Project: Gaze and control.

Project: Gaze and control.

Power/Knowledge.

At the start of this piece David Green states that reading Foucault can be difficult.  I have come across his writings throughout this course and still find him difficult.  

In this piece we are asked to view power as a positive force that enables man to obtain knowledge rather than a negative influence that controls and stifles man.

The accumulation and spread of sound and true knowledge is dependent on the exercise of positive power.  Power and knowledge go together.

Truth can only be arrived at through discipline and is constraint not the product of free thinking.  Every society has it’s method of testing for the truth and those make such decisions wield power.

Disciplinary Power.

In Foucault’s Discipline and Punishment the change in penal regimes from using physical punishment to change future conduct to an attempt to change the behaviour of prisoners by observation and persuasion .  The change the soul rather that punish the body.  

People who know they are under observation react differently to those ignorant of the fact.  Thus the ‘Panopticon’, as devised by Jeremy Bentham, was a way of observing prisoners with them seeing the observer.  The idea of the unseen observer is now applied as CCTC which is employed widely both inside and out in the street.  
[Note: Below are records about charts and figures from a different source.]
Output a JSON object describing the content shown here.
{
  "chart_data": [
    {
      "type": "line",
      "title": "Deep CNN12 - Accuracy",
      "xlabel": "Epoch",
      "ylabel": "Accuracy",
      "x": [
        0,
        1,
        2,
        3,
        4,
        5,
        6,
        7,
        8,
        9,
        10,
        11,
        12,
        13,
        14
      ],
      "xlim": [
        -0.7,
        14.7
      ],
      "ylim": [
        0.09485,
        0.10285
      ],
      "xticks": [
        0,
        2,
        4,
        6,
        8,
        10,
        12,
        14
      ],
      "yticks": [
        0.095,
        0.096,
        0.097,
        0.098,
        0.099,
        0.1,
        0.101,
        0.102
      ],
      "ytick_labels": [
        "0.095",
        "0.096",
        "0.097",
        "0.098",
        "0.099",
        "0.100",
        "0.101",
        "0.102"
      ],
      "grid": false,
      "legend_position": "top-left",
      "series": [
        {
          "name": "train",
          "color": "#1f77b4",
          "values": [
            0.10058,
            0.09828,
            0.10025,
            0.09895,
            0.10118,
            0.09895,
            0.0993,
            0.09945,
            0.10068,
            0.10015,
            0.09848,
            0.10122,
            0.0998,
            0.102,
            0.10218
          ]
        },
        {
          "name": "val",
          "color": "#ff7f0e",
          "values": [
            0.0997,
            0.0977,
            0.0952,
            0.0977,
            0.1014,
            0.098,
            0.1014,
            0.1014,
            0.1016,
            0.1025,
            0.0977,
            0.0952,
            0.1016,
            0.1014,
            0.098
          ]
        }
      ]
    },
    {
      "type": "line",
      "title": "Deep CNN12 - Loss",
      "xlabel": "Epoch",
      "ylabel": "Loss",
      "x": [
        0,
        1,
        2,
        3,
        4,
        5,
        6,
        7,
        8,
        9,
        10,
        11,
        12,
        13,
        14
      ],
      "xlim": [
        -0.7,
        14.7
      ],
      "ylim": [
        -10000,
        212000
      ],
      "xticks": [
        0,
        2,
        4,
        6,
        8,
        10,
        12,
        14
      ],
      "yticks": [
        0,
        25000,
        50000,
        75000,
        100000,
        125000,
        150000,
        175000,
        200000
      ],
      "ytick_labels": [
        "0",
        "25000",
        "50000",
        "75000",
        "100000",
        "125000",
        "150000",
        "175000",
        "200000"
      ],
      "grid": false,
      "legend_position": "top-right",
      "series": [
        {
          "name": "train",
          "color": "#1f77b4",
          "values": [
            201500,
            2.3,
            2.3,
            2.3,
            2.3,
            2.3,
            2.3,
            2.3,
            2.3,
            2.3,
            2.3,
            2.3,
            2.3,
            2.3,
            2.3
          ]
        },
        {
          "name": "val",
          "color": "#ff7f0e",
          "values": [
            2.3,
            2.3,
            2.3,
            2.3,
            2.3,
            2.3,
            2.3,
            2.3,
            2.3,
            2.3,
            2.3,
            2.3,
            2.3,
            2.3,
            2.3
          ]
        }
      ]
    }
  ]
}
Foucault points out the interdependence of power and knowledge.  He claims that power does reside with with a single body in society but is exercised throughout society by the many.  A knowledge/power relationship is present in all social interactions.  

At this point I lost the will to live.

Photography and Power.

Photography became a powerful tool in the recording of, and categorising of people and was seen as a true representation of what was observed.  It allowed close scrutiny of those being observed and permitted unfair and misguided comparisons to made between the world of the observer and the world of the observed.  By isolating the subject from it’s normal surroundings context is lost and a false image can be manufactured.


According to David Green the power wielded by the photograph invites resistance, but this power is so strong as to render any meaningful resistance futile.  All one can do is find new ways of working with photography in the fields of observing, recording, and reading.